A 1ª Câmara Cível do Tribunal de Justiça de Minas Gerais (TJMG) confirmou, nesta semana, a condenação do Estado ao pagamento de uma indenização de R$ 20 mil por danos morais a um servente de pedreiro preso indevidamente. O erro judiciário ocorreu devido à coincidência de apelidos entre o trabalhador e um suspeito de homicídio.
O caso, que tramita sob o número 1.0000.25.338926-6/001, reacende o debate sobre falhas na identificação de investigados e a responsabilidade civil do Estado em casos de privação injusta de liberdade.
O erro: Mais do que apenas um apelido
A prisão ocorreu em junho de 2022, na cidade de Varginha, no Sul de Minas. O homem foi detido durante as investigações de um homicídio ocorrido no ano anterior em Campos Gerais. Segundo o processo, a Polícia Civil baseou a identificação quase exclusivamente no apelido do suspeito.

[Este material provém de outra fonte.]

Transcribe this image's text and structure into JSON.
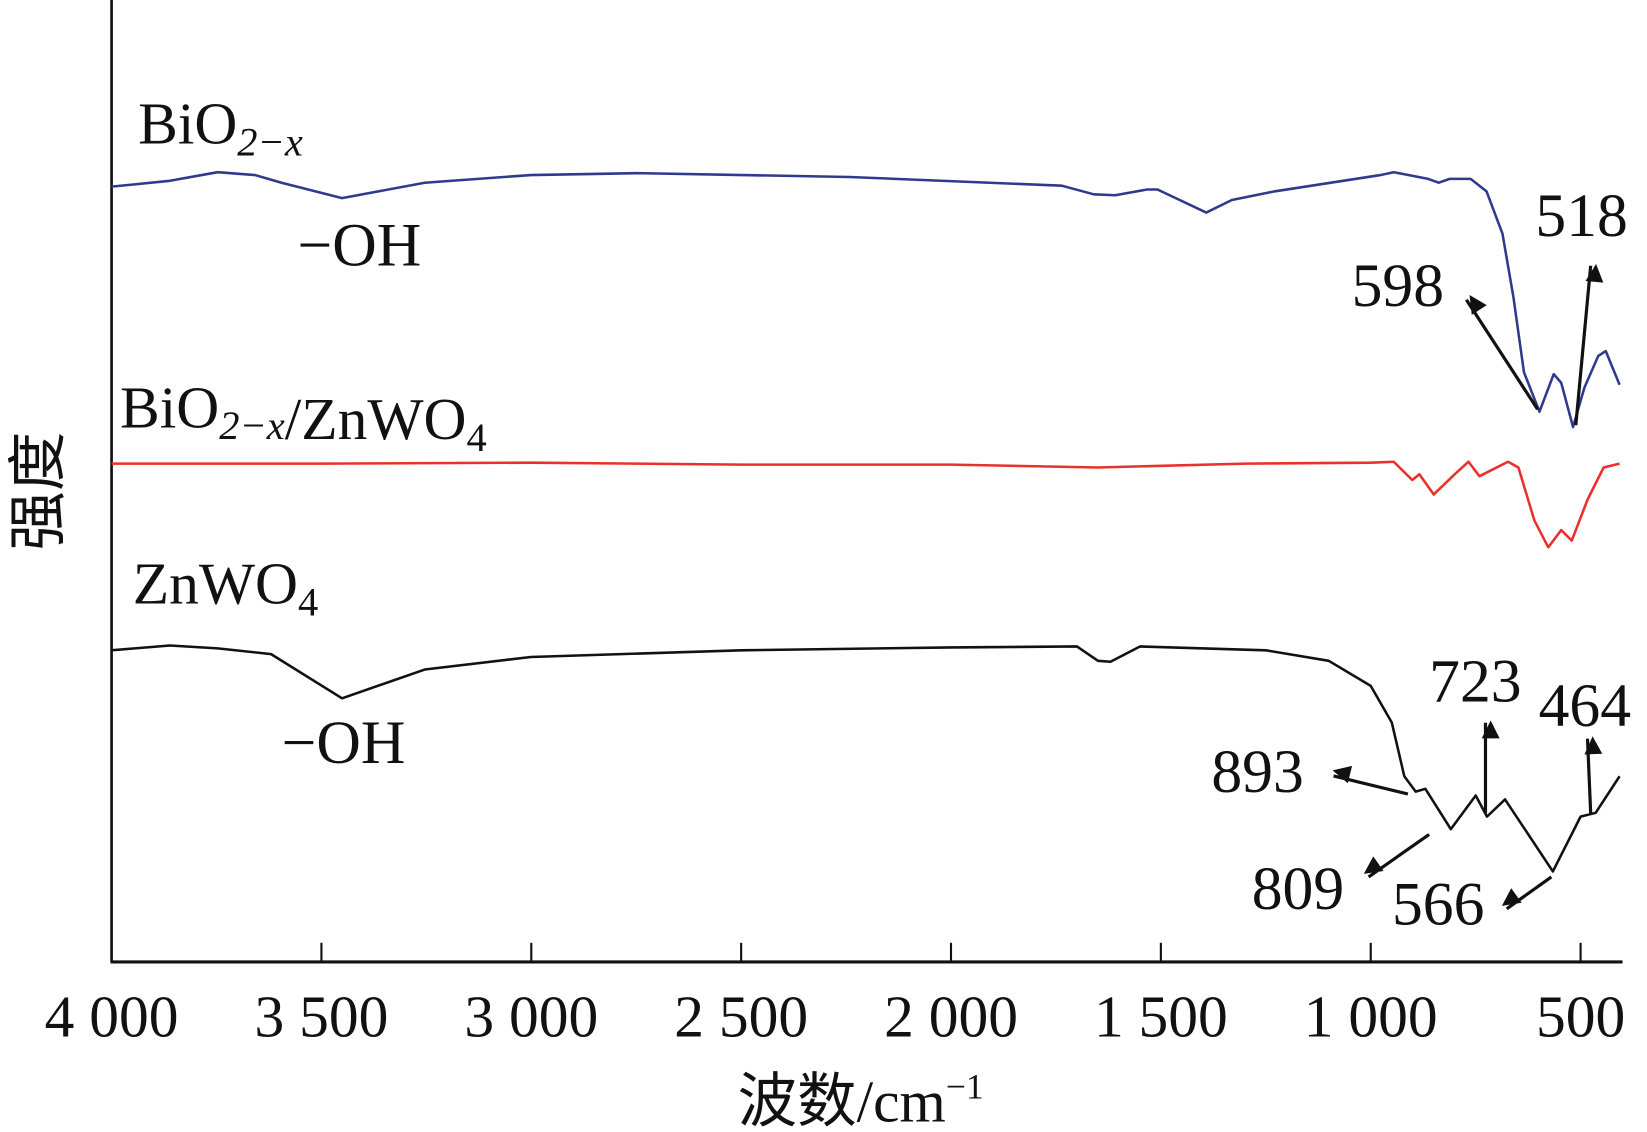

As coincidências, no entanto, iam além da alcunha:
- Namoradas: Curiosamente, tanto o servente quanto o verdadeiro criminoso tinham namoradas com nomes semelhantes.
- Falta de Checagem: Os agentes não realizaram o cruzamento de dados básicos de identificação civil (como RG ou CPF) antes de efetuar a prisão.
O trabalhador permaneceu 30 dias detido injustamente. A liberdade só foi concedida após a Polícia Civil receber denúncias anônimas que apontaram o verdadeiro paradeiro do suspeito, confirmando que o homem preso em Varginha não possuía qualquer relação com o crime.
Decisão judicial e precedentes
Em primeira instância, o pedido de indenização havia sido negado sob o argumento de que a prisão cautelar fazia parte dos trâmites legais de investigação. No entanto, ao recorrer ao TJMG, os desembargadores reformaram a sentença.
O relator do caso, desembargador Marcelo Rodrigues, classificou o episódio como um “erro grosseiro”. Em seu voto, acompanhado pelos desembargadores Juliana Campos Horta e Márcio Idalmo Santos Miranda, destacou que a responsabilidade do Estado é objetiva.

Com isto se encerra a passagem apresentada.